ECLI:NL:RBSGR:2011:BQ9067
Rechtbank 's-Gravenhage
- Eerste aanleg - meervoudig
- Rechtspraak.nl
Afwijzing van een wrakingsverzoek in een belastingzaak met beschuldigingen van corruptie en partijdigheid
In deze zaak heeft de wrakingskamer van de Rechtbank 's-Gravenhage op 10 juni 2011 een mondeling verzoek tot wraking afgewezen. Verzoeker, die in persoon procedeerde, had mr. [X] gewraakt, de rechter die betrokken was bij zijn belastingzaak. Verzoeker voerde aan dat er sprake was van gerechtelijke dwalingen en corruptie binnen de rechterlijke macht en de Belastingdienst. Hij stelde dat mr. [X] lid was van een criminele organisatie en dat er bewijs uit zijn huis was gestolen. Verzoeker had eerder een wrakingsverzoek ingetrokken, maar na een mislukte mediation opnieuw een verzoek ingediend. De wrakingskamer behandelde het verzoek op 31 januari 2011 en wees het af op 14 februari 2011, waarna de behandeling van de hoofdzaak werd voortgezet.

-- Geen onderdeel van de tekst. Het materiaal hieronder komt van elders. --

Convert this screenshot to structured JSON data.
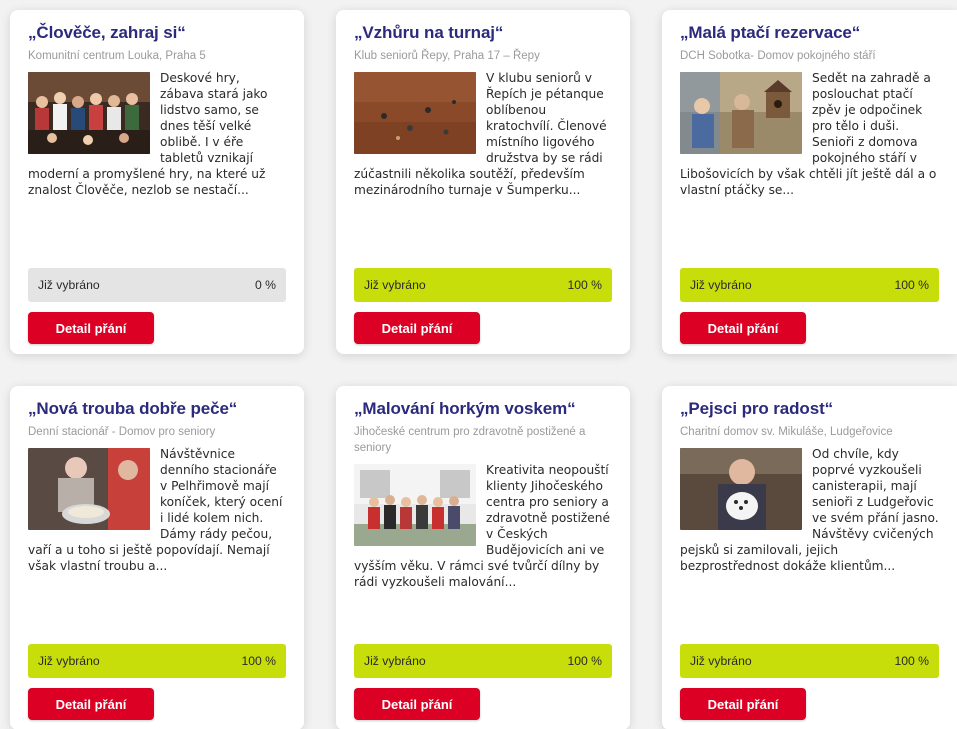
{
  "cards": [
    {
      "title": "„Člověče, zahraj si“",
      "organization": "Komunitní centrum Louka, Praha 5",
      "description": "Deskové hry, zábava stará jako lidstvo samo, se dnes těší velké oblibě. I v éře tabletů vznikají moderní a promyšlené hry, na které už znalost Člověče, nezlob se nestačí...",
      "image_icon": "group-photo",
      "progress_label": "Již vybráno",
      "progress_value": "0 %",
      "progress_fraction": 0,
      "button_label": "Detail přání"
    },
    {
      "title": "„Vzhůru na turnaj“",
      "organization": "Klub seniorů Řepy, Praha 17 – Řepy",
      "description": "V klubu seniorů v Řepích je pétanque oblíbenou kratochvílí. Členové místního ligového družstva by se rádi zúčastnili několika soutěží, především mezinárodního turnaje v Šumperku...",
      "image_icon": "petanque-photo",
      "progress_label": "Již vybráno",
      "progress_value": "100 %",
      "progress_fraction": 1,
      "button_label": "Detail přání"
    },
    {
      "title": "„Malá ptačí rezervace“",
      "organization": "DCH Sobotka- Domov pokojného stáří",
      "description": "Sedět na zahradě a poslouchat ptačí zpěv je odpočinek pro tělo i duši. Senioři z domova pokojného stáří v Libošovicích by však chtěli jít ještě dál a o vlastní ptáčky se...",
      "image_icon": "birdhouse-photo",
      "progress_label": "Již vybráno",
      "progress_value": "100 %",
      "progress_fraction": 1,
      "button_label": "Detail přání"
    },
    {
      "title": "„Nová trouba dobře peče“",
      "organization": "Denní stacionář - Domov pro seniory",
      "description": "Návštěvnice denního stacionáře v Pelhřimově mají koníček, který ocení i lidé kolem nich. Dámy rády pečou, vaří a u toho si ještě popovídají. Nemají však vlastní troubu a...",
      "image_icon": "baking-photo",
      "progress_label": "Již vybráno",
      "progress_value": "100 %",
      "progress_fraction": 1,
      "button_label": "Detail přání"
    },
    {
      "title": "„Malování horkým voskem“",
      "organization": "Jihočeské centrum pro zdravotně postižené a seniory",
      "description": "Kreativita neopouští klienty Jihočeského centra pro seniory a zdravotně postižené v Českých Budějovicích ani ve vyšším věku. V rámci své tvůrčí dílny by rádi vyzkoušeli malování...",
      "image_icon": "group-outdoor-photo",
      "progress_label": "Již vybráno",
      "progress_value": "100 %",
      "progress_fraction": 1,
      "button_label": "Detail přání"
    },
    {
      "title": "„Pejsci pro radost“",
      "organization": "Charitní domov sv. Mikuláše, Ludgeřovice",
      "description": "Od chvíle, kdy poprvé vyzkoušeli canisterapii, mají senioři z Ludgeřovic ve svém přání jasno. Návštěvy cvičených pejsků si zamilovali, jejich bezprostřednost dokáže klientům...",
      "image_icon": "dog-photo",
      "progress_label": "Již vybráno",
      "progress_value": "100 %",
      "progress_fraction": 1,
      "button_label": "Detail přání"
    }
  ],
  "colors": {
    "title": "#2b2a7c",
    "progress_fill": "#c8de0a",
    "progress_track": "#e4e4e4",
    "button": "#dc0024"
  }
}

Tijdens de zitting op 30 mei 2011 was verzoeker niet verschenen, ondanks een behoorlijke oproeping. Mr. [X] verdedigde zich tegen de beschuldigingen en stelde dat zijn lidmaatschap van Minerva geen invloed had op zijn functioneren als rechter. Hij ontkende de beschuldigingen van partijdigheid en rekken van de zaak. De wrakingskamer oordeelde dat verzoeker zijn gronden niet voldoende had onderbouwd en dat er geen aanwijzingen waren voor partijdigheid van mr. [X]. De wrakingskamer benadrukte dat een rechter uit hoofde van zijn aanstelling vermoed wordt onpartijdig te zijn, tenzij er uitzonderlijke omstandigheden zijn die dit tegenspreken.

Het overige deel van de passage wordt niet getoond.